Un proche me parle du cinéma de Chantal Akerman depuis deux ans désormais, sans que – j’ose le dire – je ne songe véritablement à m’y intéresser de près. Il aura fallu qu’il me propose de l’accompagner à la projection du film documentaire Sois belle et tais toi, réalisé par l’une des actrices fétiches de Chantal – Delphine Seyrig – pour que je m’en approche.
Et qu’ensuite, le British Film Institute mette à jour son classement des meilleurs films de tous les temps pour y insérer en pole position* : Jeanne Dielman 23 quai du commerce 1080 Bruxelles de la dite Chantal Akerman, pour que je me décide enfin à me lancer à la découverte de son oeuvre. *détrônant ainsi Sueurs froides du maitre Hitchcock, et Citizen Kane.
Quelle ne fut pas ma stupéfaction ! Si la durée du film (3h21) m’a d’abord quelque peu rebutée, je décidai de me jeter à l’eau après une journée passée à marcher. L’idée de me poser dans un fauteuil de cinéma moelleux me réjouissait alors (il en faut parfois peu !)
Je vous le donne en mille. J’ai tant aimé ce film ! Il est clair que je l’ai vu au moment où je devais le voir. Pour qu’il résonne en moi. Je crois que les choses viennent à nous en temps et en heure. C’est vrai pour les films. Jean Dielman… est de ceux là. Il aura fallu que j’attende ce jour là, cette séance là pour appréhender le film de la manière la plus puissante qui soit. Ce film est de ceux qui me sortent grandie. Une version plus aboutie de moi même dira t-on. Car il m’a mené à une vraie forme de réflexion.

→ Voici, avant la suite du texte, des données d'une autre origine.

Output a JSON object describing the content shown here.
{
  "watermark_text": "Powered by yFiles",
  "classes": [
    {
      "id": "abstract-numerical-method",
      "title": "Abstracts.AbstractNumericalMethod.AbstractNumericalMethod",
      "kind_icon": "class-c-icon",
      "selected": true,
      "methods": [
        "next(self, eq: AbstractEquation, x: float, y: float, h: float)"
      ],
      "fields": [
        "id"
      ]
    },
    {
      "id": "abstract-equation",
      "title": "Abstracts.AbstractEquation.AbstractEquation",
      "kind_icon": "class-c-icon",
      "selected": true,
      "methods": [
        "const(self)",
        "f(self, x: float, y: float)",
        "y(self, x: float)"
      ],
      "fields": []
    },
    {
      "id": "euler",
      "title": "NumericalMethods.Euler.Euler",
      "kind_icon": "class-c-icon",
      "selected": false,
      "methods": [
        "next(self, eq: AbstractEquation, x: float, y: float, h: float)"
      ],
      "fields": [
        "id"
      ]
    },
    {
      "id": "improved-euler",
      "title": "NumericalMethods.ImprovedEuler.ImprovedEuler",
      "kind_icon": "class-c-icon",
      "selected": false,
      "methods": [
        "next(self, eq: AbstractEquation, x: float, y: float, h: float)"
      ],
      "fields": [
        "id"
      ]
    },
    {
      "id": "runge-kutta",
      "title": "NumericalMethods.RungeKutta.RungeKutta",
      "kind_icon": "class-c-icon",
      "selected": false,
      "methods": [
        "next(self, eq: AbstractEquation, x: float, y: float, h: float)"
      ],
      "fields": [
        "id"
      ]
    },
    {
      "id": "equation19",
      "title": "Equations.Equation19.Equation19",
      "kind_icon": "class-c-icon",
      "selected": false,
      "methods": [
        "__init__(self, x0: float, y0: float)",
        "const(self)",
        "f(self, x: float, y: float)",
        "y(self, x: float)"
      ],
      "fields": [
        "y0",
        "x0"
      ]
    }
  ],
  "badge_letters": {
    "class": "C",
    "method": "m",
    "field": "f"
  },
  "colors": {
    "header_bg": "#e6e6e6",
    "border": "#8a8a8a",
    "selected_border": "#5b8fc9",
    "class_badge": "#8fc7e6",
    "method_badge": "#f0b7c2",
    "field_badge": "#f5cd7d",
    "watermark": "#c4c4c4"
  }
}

L’interprétation de Delphine Seyrig m’a marquée avec une puissance telle, les longs plans appuyés m’ont emmenée tellement loin dans la réflexion qu’il m’est difficile aujourd’hui (nous sommes à J+3 depuis la séance) de ne pas penser à cette Jeanne et au cinema de Chantal A (si jeune au moment de réaliser ce film, 24 ans !). Je suis comme enivrée de cette apparente simplicité alors nourrie de toutes les richesses possibles et inimaginables.
Comment est-il seulement possible et pensable de tant donner, de dire tant de choses sous couvert d’un film en apparence si simple. C’est de la maestria !
Si le film est un film sur le temps, la durée, l’ennui… il est surtout une réflexion visuelle sur l’espace temps.
Il dit tout. Tout de la condition des femmes mais aussi, par extension, de la condition humaine.
Il raconte 3 jours de la vie d’une femme. D’une ménagère pour être plus précise. D’une veuve élevant seule son fils adolescent.
Il met en scène 3 jours, en 3 actes qui répondent aux règles de la tragédie.
Jeanne Dielman est en soi une tragédienne des temps modernes (des années 70).
Ce qui frappe de prime abord c’est la longueur des scènes, fixes, qui s’étirent et s’allongent. Lorsque Jeanne Dielman épluche des pommes de terre, nous les épluchons avec elle. On est alors dans l’archétype le plus total du « cinéma vérité ». De ce genre de cinéma qui veut que le spectateur s’identifie au(x) personnages et vive avec lui/eux, à leurs côtés, leurs actions.
Le réalisme avec lequel les scènes sont tournées est hallucinant. Je me suis totalement immergée dans le quotidien de cette femme. Un quotidien cadencé à son paroxysme. Jeanne n’a pas une minute à elle si ce n’est le temps qu’elle passe à prendre son bain et à se coiffer… Et encore ! Car on l’imagine aisément plongée dans ses pensées qui se portent sur la suite de ses activités ménagères. Elle est toute tournée vers son fils. « Qu’est ce que je ferais sans lui », dira t-elle à un commerçant lors d’un de ses « small talks » quotidiens. Et prenons là au mot ! Elle ne ferait et ne serait rien sans lui, tant tout sa vie lui est dévouée. Si elle se lève le matin c’est pour lui préparer son café et cirer ses chaussures, si elle se pose à table le soir c’est pour lui servir le repas qu’elle aura mis l’après midi à préparer, et si elle tricote le soir c’est pour lui fabriquer un pull. Elle est de ces femmes qui n’ont de souffle que pour les autres.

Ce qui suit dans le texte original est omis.